Queenslanders Willing to Forgo the Holiday to Buy First Home

Queenslanders Willing to Forgo the Holiday to Buy First Home

Despite the national housing market softening and lending restrictions becoming tighter, the struggle to get onto the property ladder is still a struggle for many.

Westpac’s 2018 Home Ownership Report found that two in five home buyers nationally are willing to get a second job or work overtime to get onto the property ladder, with saving for a deposit remaining the main hurdle for achieve the dream.

But the survey found Queenslanders to be less willing put in the extra hours as 33 per cent were prepared to take up a new source of income to achieve the Aussie Dream, compared to 45 per cent nation-wide.

The new research has found that when saving for a new home, 56 per cent of Queenslanders would prefer to forgo a holiday, in comparison to the 52% nation-wide.
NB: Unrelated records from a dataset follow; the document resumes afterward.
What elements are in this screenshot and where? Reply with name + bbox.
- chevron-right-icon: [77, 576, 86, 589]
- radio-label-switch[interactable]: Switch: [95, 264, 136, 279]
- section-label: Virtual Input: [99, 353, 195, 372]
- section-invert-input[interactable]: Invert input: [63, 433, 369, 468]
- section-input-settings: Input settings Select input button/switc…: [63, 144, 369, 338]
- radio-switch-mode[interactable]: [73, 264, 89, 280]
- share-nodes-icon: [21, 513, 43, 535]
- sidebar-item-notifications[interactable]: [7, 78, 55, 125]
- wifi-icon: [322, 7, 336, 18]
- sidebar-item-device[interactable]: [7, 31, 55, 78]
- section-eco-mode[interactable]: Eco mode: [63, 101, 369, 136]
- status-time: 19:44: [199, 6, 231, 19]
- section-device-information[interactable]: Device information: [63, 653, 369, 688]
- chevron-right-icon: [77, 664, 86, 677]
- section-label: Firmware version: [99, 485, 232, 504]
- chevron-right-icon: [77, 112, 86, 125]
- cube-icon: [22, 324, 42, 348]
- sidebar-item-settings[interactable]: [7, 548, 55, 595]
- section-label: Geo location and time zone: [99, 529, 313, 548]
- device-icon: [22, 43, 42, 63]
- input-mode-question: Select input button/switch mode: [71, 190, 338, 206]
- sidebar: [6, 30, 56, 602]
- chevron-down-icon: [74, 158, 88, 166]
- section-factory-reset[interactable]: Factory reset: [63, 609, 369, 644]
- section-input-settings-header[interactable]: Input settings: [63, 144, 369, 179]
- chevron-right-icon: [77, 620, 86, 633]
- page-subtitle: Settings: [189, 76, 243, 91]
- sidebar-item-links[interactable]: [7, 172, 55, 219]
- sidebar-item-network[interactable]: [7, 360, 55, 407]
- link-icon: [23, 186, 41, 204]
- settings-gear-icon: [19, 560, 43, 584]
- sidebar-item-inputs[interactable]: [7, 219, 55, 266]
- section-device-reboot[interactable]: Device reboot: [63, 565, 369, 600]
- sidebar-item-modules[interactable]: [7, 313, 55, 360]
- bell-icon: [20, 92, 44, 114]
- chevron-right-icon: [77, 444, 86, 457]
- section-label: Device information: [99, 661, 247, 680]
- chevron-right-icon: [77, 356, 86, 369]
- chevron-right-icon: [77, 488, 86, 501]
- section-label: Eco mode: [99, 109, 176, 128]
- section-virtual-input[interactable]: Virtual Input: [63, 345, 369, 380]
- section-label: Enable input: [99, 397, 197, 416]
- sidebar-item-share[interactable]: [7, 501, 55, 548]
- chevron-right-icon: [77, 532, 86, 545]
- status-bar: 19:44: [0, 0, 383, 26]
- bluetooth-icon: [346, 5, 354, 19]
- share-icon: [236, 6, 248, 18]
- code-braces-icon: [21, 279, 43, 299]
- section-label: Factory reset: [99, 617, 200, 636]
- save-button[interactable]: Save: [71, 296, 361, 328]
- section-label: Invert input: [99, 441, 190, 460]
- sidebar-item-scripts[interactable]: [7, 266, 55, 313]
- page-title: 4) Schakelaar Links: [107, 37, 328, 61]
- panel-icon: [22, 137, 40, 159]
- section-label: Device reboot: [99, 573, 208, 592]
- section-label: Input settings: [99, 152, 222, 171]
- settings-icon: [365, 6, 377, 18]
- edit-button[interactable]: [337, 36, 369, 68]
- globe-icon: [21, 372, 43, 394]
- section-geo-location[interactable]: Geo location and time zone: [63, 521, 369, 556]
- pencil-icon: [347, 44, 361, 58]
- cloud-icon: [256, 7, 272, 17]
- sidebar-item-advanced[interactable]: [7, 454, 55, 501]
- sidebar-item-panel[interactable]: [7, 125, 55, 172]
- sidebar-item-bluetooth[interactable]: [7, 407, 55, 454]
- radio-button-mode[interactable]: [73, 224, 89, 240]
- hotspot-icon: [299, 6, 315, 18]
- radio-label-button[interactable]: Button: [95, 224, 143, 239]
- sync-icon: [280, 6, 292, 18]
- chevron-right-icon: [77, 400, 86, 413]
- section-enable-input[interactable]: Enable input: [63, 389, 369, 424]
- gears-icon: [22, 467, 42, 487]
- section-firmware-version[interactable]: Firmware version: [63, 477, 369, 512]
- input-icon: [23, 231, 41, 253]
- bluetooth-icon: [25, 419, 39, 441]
Westpac’s head of home ownership, Lauren Fine said Queenslander’s may be willing to forgo the holiday due to the state’s beautiful weather.

The survey also found that nearly 60 per cent of Queensland’s aspiring home owners are feeling more positive about the housing market than they were 12 months ago. It also found that 65% believe they are closer to buying a home than they were this time last year.

‘The softening of the market has helped’, Ms Fine said.

“It’s suddenly helped them realise there is actually a potential opportunity to get in to the market.

“As prices come down, so do all the costs associated with that transaction, and it also makes it more accessible from a government grant perspective because now they might be in an eligible price range when they weren’t before,” she said.

However researchers at Grattan Institute say that while the softening property market and tighter lending restrictions might be pushing investors out, they’re not helping first home buyers.

Grattan Institute wants all states and territories to follow the lead of the ACT and replace stamp duties with broad-based property taxes in the hope of improving home ownership numbers.

The Queensland Government isn’t just hearing it from Grattan Institute either.

Master Builders Queensland is calling on the sunshine state’s Government to reinstate the boost to the First Home Owners’ Grant, from $15,000 to $20,000, in regional Queensland.

These calls for change come at the same time as recent figures from Queensland home builder Porter Davis revealing that 46 per cent of would-be home buyers in the market right now are looking to purchase their first property.

Porter Davis’ figures also indicate that more than half them would consider moving more than 20kms from where they currently live to secure their first home.

Porter Davis Queensland marketing manager, Kelly Jones said she believed now was the time for first home buyers to break into Queensland’s housing market.
“The sunshine state has traditionally been seen as more affordable than New South Wales and Victoria, but with population growth and reductions to the First Home Owners Grant — matched with improving economic conditions — affordability is decreasing,” Ms Jones said.

“We also recognise that changes to lending as well as credit constraints will continue to be a barrier for first home buyers,” she said.